The Art of a Life

IV.

It’s four o’clock in the morning, the type of summer night that feels limitless with its possibilities, pure perfection to those who are young and have a taste for self-destruction. Blueberry vodka was my best friend that night, taking me within its arms, trying to keep me sane as it told me stories, erasing the fear.
Max grabs my hand to slow me down, reminding me that I’m not alone. We sprint down the streets, feeling as if we were the only two awake in the town, the only two alive to witness its beauty, the night deciding not to wreck us after all, to let us do it ourselves.
The moon, the stars, the streets are ours. We run through yards, laughing and tripping over roots, our limbs not racing as fast as us. We know that the night will remember us as we distract the sun from coming up.
I stop in the middle of the street, and he is paused on the sidewalk, watching me. He is scared of me, and I know this from the familiar resistance in his eyes, the way he can’t maintain eye contact for too long. It takes me awhile to realize I’ve been speaking the whole time, that I’m telling him how the night has transformed us into someone other than ourselves. My words are drunk, and I tell him that I’ve always wanted to fly, how everything is temporary, that as a kid my friend once told me the moon was his grandpa’s fingernail in the sky, and how I believed it for years. Every word I say seems to wound him, but I can’t stop myself.
“Do you want to dance? We should dance.”
He looks up at me, amused. “We can’t just dance in the middle of the street. It’s late, Britt.”
“Please? The night wants us to dance.”
“Oh really? The night talks to you now?”
I tell him yes as I pull him toward me, and he is laughing as I try to spin him around in a waltz. He has forgiven me from earlier, but it doesn’t last long before he is pulling back. I want to tell him how he is ruining it, how for tonight we are beautiful, flawless, how we breathed immorality, but it was alright, because we had nothing to lose, in the end. We had lost so much already.

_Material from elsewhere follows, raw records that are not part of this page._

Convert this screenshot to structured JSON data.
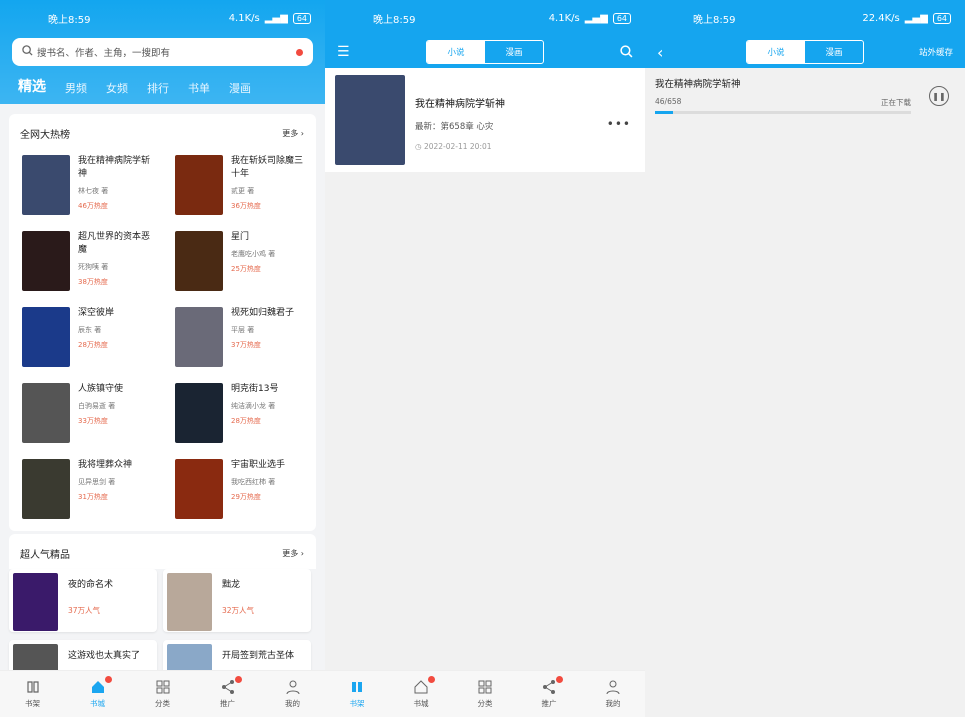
{
  "status": {
    "time": "晚上8:59",
    "speed1": "4.1K/s",
    "speed2": "4.1K/s",
    "speed3": "22.4K/s",
    "battery": "64"
  },
  "home": {
    "search_placeholder": "搜书名、作者、主角，一搜即有",
    "tabs": [
      "精选",
      "男频",
      "女频",
      "排行",
      "书单",
      "漫画"
    ],
    "hot_title": "全网大热榜",
    "more": "更多",
    "hot_books": [
      {
        "title": "我在精神病院学斩神",
        "author": "林七夜 著",
        "heat": "46万热度",
        "color": "#3a4a6e"
      },
      {
        "title": "我在斩妖司除魔三十年",
        "author": "贰更 著",
        "heat": "36万热度",
        "color": "#7a2a10"
      },
      {
        "title": "超凡世界的资本恶魔",
        "author": "死狗咦 著",
        "heat": "38万热度",
        "color": "#2a1a1a"
      },
      {
        "title": "星门",
        "author": "老鹰吃小鸡 著",
        "heat": "25万热度",
        "color": "#4a2a14"
      },
      {
        "title": "深空彼岸",
        "author": "辰东 著",
        "heat": "28万热度",
        "color": "#1b3a8a"
      },
      {
        "title": "视死如归魏君子",
        "author": "平层 著",
        "heat": "37万热度",
        "color": "#6a6a78"
      },
      {
        "title": "人族镇守使",
        "author": "白驹易逝 著",
        "heat": "33万热度",
        "color": "#555555"
      },
      {
        "title": "明克街13号",
        "author": "纯洁滴小龙 著",
        "heat": "28万热度",
        "color": "#1a2432"
      },
      {
        "title": "我将埋葬众神",
        "author": "见异思剑 著",
        "heat": "31万热度",
        "color": "#3a3a30"
      },
      {
        "title": "宇宙职业选手",
        "author": "我吃西红柿 著",
        "heat": "29万热度",
        "color": "#8a2a10"
      }
    ],
    "pop_title": "超人气精品",
    "pop_books": [
      {
        "title": "夜的命名术",
        "heat": "37万人气",
        "color": "#3a1a6a"
      },
      {
        "title": "黜龙",
        "heat": "32万人气",
        "color": "#b8a89a"
      },
      {
        "title": "这游戏也太真实了",
        "heat": "",
        "color": "#555555"
      },
      {
        "title": "开局签到荒古圣体",
        "heat": "",
        "color": "#8aa8c8"
      }
    ]
  },
  "nav": [
    "书架",
    "书城",
    "分类",
    "推广",
    "我的"
  ],
  "shelf": {
    "seg": [
      "小说",
      "漫画"
    ],
    "book_title": "我在精神病院学斩神",
    "latest": "最新：第658章 心灾",
    "date": "2022-02-11 20:01",
    "cover_color": "#3a4a6e"
  },
  "cache": {
    "header_right": "站外缓存",
    "book_title": "我在精神病院学斩神",
    "progress_text": "46/658",
    "progress": 0.07,
    "state": "正在下载"
  }
}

He suggests we just go home, I can crash on his couch, but I continue to dance until I get so dizzy I have to sit down.
He refuses to dance with me again, but watches warily, waiting until I have burnt myself out. I lay down in the middle of the street until he comes over, grabs my hand to pull me up again, to lead me home; there is nothing like the night to realize what haunts us.
♠ ♠ ♠
This seems to be the most focused part in the story, and whoever reads this always focuses on the this chunk. I don't know.